COX enzymes are required for prostanoïds synthesis including prostaglandins, thromboxane, and prostacyclin that exert different action depending on the type of molecule produced and on the specific receptor activated. COX-2 is an inducible enzyme that responds to pro-inflammatory stimuli, whose levels are increased in intestinal inflammation or cancer. PG could promote inflammation of colon epithelial cells by increasing leucocyte and cytokine recruitment . In the present study, COX-2 mRNA levels were significantly reduced by P28GST treatment in the colon tissues in contrast to reference treatment. This suggests that direct or indirect inhibition of COX-2 might be one of the mechanisms by which P28GST can decrease intestinal inflammation. Therefore, P28GST can be considered as a powerful immune-regulator with the ability to strongly decrease the Th1/Th17 response in local and systemic context.
Molecules with antioxidant activity have been reported to alleviate colonic inflammation . We analyzed the antioxidant effect of P28GST by GST activity and free radical scavenging assays. Our results indicate that, as expected, P28GST express a functional GST potential as well as antioxidant activities in vitro. These functions appear fundamental to attenuate the TNBS-induced colitis by reduction of oxidative stress in mouse colon, which is not the case after heat-denaturation of P28GST and HP GST. However, it has to be noticed that the colitis model used in the present work is an acute model, which cannot be totally representative of the chronic inflammatory state observed in IBD. Studies of the effect of P28GST local treatment in a more chronic model (DSS induced colitis) are now in progress. In addition, results of the Phase 2 clinical trial in CD patients, will also give important information concerning the long term effect of P28GST treatment in a chronic inflammatory situation.

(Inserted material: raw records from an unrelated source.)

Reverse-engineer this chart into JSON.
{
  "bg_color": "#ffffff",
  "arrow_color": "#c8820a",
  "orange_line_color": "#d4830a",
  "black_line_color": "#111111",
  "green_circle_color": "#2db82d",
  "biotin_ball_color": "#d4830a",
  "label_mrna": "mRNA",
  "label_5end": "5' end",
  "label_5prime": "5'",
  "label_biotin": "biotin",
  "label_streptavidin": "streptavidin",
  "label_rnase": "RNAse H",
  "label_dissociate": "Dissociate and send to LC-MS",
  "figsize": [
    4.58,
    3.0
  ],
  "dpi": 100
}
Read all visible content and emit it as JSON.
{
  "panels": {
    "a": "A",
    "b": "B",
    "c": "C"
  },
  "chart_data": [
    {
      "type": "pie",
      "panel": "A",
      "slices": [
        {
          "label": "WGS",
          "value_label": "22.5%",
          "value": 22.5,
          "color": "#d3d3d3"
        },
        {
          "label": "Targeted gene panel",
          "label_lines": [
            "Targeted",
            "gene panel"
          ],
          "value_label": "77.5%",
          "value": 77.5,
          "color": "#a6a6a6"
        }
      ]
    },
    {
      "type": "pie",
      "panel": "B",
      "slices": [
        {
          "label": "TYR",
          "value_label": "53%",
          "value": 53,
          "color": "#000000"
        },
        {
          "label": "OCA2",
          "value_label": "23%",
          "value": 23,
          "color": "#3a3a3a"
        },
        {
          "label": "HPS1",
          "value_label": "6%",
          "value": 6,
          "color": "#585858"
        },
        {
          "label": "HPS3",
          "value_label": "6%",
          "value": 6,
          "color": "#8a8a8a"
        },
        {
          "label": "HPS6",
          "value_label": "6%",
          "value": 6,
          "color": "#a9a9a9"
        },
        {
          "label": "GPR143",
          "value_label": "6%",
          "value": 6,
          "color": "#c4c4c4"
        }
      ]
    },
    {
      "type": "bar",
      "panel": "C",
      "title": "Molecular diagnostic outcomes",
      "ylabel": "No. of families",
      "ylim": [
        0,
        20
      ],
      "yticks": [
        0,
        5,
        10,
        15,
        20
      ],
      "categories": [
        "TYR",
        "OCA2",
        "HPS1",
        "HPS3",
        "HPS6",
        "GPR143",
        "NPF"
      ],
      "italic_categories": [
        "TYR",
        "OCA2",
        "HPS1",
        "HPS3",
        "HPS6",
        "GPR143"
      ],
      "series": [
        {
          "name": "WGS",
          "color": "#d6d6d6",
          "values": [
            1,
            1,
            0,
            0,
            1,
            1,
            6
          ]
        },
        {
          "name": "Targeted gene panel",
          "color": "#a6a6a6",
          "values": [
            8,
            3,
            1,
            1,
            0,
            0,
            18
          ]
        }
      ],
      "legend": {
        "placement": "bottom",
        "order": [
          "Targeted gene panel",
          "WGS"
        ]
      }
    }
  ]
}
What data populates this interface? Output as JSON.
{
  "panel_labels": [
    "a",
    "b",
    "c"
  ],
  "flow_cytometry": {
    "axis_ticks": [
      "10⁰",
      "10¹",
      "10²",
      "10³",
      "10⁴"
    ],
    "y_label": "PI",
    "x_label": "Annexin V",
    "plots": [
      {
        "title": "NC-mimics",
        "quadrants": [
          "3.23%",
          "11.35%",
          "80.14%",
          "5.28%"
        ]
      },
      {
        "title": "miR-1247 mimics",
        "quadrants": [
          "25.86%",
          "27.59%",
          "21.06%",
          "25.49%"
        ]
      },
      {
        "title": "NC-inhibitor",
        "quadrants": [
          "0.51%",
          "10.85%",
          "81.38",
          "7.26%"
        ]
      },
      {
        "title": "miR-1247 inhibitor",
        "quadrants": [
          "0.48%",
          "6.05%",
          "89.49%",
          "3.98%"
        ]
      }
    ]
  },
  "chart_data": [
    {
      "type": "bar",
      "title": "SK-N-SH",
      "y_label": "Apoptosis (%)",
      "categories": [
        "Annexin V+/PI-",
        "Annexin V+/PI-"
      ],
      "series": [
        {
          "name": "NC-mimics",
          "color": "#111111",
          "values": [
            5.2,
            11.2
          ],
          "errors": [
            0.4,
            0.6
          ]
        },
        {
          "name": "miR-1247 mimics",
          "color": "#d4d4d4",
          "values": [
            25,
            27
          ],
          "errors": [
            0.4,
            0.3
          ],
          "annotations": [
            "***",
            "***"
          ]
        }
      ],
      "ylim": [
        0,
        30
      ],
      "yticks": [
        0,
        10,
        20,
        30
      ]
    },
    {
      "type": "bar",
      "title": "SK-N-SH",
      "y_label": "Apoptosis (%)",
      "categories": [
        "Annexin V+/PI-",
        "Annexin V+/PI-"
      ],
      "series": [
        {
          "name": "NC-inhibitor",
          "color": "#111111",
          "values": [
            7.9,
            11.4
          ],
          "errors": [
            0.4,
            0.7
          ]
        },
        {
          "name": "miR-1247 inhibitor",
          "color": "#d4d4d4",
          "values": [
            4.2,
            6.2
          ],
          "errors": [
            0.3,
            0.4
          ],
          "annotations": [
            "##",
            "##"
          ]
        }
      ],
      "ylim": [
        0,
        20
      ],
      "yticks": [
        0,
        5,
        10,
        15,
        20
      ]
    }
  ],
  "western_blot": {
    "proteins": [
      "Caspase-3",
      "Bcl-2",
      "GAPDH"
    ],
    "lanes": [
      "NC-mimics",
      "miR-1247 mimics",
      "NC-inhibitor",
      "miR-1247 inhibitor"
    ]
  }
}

The present results suggest that P28GST which combines immunomodulatory and anti-oxidant properties represents a very promising molecule for the treatment of IBD. First, this compound is a multi-cytokine simultaneous regulator, leading to suppression or at least major decrease of local inflammation. Second, it orchestrates a regulation of the cytokine balance by decreasing the Th1 / Th17 response. Third, its antioxidant effect controls the oxidative damage in colonic tissue. In addition, it already passed with success clinical trials phase 1 for safety and immunogenicity studies. All these arguments indicate that P28GST represents a new and original candidate for the treatment of IBD.
The authors thank the DigestScience Foundation, SATT Nord and FHU Imminent for support.